Should Psyche and Janus miss that second window, Polanskey suggested the mission could revert to its original plan to launch in 2023 before moving it up a year. “We didn’t really look at what that would entail,” she said.

Rideshare misery

NASA selected Janus as one of three missions in its Small Innovative Missions for Planetary Exploration, or SIMPLEx, program of low-cost planetary science smallsat missions, with a cost cap of $55 million each. All three have now run into issues with their plans to launch as rideshare payloads.

The launch of the Psyche was originally supposed to carry both Janus and Escape and Plasma Acceleration and Dynamics Explorers (EscaPADE), a small mission to study the interaction between the solar wind and the Martian atmosphere. However, a change in launch vehicles for Psyche from the Falcon 9 to Falcon Heavy altered the mission trajectory enough to render it unviable to house EscaPADE, and NASA interrupted work on the mission in 2020.

EscaPADE found new life in 2021 when NASA approved a revised plan for the mission using Rocket Lab’s Photon spacecraft buses, with greater propulsion capabilities than the original design. The twin spacecraft EscaPADE is now slated for launch in 2024, although NASA has not announced how they will go to Mars.

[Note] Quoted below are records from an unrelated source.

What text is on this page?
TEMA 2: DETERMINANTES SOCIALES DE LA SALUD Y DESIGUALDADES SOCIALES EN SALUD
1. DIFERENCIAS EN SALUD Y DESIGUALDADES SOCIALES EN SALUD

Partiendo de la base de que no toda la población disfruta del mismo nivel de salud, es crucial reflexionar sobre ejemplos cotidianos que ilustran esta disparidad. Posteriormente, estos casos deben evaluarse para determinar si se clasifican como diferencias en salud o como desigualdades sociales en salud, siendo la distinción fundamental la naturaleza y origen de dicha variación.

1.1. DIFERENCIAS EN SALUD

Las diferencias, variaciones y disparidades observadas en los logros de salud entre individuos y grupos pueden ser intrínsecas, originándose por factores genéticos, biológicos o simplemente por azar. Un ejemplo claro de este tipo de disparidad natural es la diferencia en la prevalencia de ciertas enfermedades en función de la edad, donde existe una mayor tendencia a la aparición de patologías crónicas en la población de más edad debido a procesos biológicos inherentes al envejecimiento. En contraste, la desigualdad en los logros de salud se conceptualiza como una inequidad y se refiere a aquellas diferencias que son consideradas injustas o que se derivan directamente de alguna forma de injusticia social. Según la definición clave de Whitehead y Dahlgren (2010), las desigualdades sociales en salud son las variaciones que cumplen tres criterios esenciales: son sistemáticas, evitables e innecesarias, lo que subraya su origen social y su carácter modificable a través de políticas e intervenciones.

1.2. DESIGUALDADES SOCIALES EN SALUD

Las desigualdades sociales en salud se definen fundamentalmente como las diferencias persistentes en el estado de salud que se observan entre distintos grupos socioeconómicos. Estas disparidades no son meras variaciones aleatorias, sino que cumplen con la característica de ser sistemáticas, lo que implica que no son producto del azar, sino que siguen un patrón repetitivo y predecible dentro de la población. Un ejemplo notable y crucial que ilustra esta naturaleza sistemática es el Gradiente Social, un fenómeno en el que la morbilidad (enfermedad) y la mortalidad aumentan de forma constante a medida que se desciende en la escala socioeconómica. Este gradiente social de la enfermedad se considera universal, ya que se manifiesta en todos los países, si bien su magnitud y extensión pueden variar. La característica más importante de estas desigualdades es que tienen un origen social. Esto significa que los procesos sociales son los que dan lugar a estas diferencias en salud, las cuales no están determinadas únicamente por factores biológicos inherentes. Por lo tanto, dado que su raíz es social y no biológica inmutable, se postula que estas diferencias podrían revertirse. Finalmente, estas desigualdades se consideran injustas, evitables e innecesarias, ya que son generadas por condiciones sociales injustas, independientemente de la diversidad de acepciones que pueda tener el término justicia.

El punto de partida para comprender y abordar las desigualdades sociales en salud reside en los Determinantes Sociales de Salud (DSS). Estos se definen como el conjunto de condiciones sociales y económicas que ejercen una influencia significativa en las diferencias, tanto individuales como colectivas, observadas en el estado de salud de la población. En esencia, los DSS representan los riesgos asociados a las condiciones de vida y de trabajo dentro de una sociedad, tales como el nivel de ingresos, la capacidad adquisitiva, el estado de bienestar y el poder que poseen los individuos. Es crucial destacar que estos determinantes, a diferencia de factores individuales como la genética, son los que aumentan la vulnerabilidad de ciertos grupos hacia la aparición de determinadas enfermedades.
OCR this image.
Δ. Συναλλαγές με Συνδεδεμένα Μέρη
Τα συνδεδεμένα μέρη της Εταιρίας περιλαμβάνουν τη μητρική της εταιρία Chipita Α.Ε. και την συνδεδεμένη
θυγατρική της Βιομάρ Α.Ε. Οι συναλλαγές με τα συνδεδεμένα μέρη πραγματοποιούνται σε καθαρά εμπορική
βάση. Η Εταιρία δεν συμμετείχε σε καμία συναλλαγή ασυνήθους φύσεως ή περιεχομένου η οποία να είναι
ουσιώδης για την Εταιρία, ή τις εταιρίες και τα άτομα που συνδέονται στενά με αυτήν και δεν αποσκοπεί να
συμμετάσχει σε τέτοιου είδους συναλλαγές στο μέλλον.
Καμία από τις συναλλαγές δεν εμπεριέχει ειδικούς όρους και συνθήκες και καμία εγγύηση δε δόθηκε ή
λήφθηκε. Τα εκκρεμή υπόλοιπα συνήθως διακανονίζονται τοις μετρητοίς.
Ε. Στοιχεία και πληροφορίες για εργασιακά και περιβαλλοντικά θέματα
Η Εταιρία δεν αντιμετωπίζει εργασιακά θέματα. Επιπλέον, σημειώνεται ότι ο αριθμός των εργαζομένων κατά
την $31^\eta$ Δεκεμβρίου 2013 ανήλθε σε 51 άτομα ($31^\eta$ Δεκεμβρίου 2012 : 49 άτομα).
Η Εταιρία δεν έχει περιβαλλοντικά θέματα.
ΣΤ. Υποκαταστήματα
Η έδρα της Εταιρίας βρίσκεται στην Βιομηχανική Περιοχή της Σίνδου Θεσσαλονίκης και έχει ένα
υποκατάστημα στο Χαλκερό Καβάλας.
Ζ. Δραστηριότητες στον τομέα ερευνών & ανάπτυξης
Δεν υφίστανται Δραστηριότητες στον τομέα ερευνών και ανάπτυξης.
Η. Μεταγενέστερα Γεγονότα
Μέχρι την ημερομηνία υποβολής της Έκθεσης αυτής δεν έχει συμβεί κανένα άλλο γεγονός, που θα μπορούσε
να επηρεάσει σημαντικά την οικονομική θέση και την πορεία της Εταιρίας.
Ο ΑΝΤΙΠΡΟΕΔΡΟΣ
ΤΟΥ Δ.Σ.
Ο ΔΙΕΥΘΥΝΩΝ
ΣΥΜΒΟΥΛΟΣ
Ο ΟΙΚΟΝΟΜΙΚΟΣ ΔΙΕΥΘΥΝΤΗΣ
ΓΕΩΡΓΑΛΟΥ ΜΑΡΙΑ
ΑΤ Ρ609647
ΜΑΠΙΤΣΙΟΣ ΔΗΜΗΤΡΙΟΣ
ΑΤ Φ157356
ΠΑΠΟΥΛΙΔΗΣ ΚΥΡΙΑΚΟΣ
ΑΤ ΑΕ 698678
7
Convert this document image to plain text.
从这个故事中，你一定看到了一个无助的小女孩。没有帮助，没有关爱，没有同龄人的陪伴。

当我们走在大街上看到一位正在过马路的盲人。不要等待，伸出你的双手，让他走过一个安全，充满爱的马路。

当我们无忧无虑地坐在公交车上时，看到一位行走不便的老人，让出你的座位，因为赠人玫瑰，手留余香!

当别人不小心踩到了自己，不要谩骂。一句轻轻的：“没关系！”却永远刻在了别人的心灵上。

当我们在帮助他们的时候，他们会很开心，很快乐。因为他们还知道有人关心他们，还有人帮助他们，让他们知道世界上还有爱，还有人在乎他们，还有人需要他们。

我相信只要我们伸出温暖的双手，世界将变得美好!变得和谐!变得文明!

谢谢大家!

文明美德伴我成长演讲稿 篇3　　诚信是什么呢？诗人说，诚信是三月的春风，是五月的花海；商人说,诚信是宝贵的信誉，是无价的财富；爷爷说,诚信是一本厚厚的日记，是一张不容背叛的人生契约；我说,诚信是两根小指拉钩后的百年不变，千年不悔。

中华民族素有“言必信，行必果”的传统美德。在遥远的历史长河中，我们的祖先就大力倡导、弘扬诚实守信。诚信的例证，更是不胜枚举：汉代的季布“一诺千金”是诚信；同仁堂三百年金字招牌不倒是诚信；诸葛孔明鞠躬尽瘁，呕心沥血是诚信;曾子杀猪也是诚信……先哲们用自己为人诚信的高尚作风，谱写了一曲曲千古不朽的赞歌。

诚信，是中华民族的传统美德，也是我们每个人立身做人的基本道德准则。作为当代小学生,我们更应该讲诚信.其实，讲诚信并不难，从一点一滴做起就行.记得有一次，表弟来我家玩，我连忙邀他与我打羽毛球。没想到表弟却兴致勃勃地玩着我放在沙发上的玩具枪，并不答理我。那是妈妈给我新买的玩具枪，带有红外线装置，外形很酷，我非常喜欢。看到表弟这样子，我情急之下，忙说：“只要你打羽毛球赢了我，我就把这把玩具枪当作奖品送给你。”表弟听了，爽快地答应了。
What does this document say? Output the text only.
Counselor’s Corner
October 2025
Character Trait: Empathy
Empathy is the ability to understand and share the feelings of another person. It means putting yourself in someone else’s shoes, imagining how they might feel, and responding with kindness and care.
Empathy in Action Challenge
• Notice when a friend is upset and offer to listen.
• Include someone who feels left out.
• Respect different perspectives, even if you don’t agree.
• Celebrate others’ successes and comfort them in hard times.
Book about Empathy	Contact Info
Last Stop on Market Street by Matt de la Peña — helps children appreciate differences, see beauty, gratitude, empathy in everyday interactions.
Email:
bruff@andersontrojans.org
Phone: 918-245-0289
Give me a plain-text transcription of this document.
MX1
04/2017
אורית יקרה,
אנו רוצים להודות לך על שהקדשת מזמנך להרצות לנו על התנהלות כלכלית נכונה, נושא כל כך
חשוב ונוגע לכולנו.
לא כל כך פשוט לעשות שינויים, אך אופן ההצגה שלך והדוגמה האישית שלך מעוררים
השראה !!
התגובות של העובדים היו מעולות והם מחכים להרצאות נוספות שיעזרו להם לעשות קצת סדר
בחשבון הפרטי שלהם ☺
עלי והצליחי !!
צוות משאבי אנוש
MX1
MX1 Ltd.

The third SIMPLEx mission, Lunar Trailblazer, is due to be completed by the end of this year but won’t launch until early 2025 due to delays in the primary payload of its rideshare mission, the Interstellar Mapping and Acceleration Probe (IMAP). Some lunar scientists have lobbied NASA to find an earlier ride for the mission, which will study water distribution on the moon, as it could support other robotic and human lander missions.

Scheeres said in a discussion at the SBAG meeting that the problems facing Janus and other rideshare missions illustrate one of the drawbacks of that approach to mission launches. “Having developed the spacecraft for a specific mission and then taking at least some of it, and maybe all of it, underscores the vulnerability of having a very specific mission developed without control over launch conditions,” he said. he.

He suggested that rideshare payloads should have more to say about the launch date than today. “Maybe there should be some room for minor adjustments to the launch dates,” he suggested.

However, there are no plans to take Janus off the Psyche launch and find an alternative means of space. A preliminary assessment, he said, found no other suitable missions that could accommodate Janus as a rideshare mission and better meet the mission’s scientific goals.

“That won’t get us any closer to our original target binary asteroids,” he said when asked about the option not to launch on Psyche, “unless someone is willing to jump for an independent launch for us, and I don’t have one.” found to qualify.”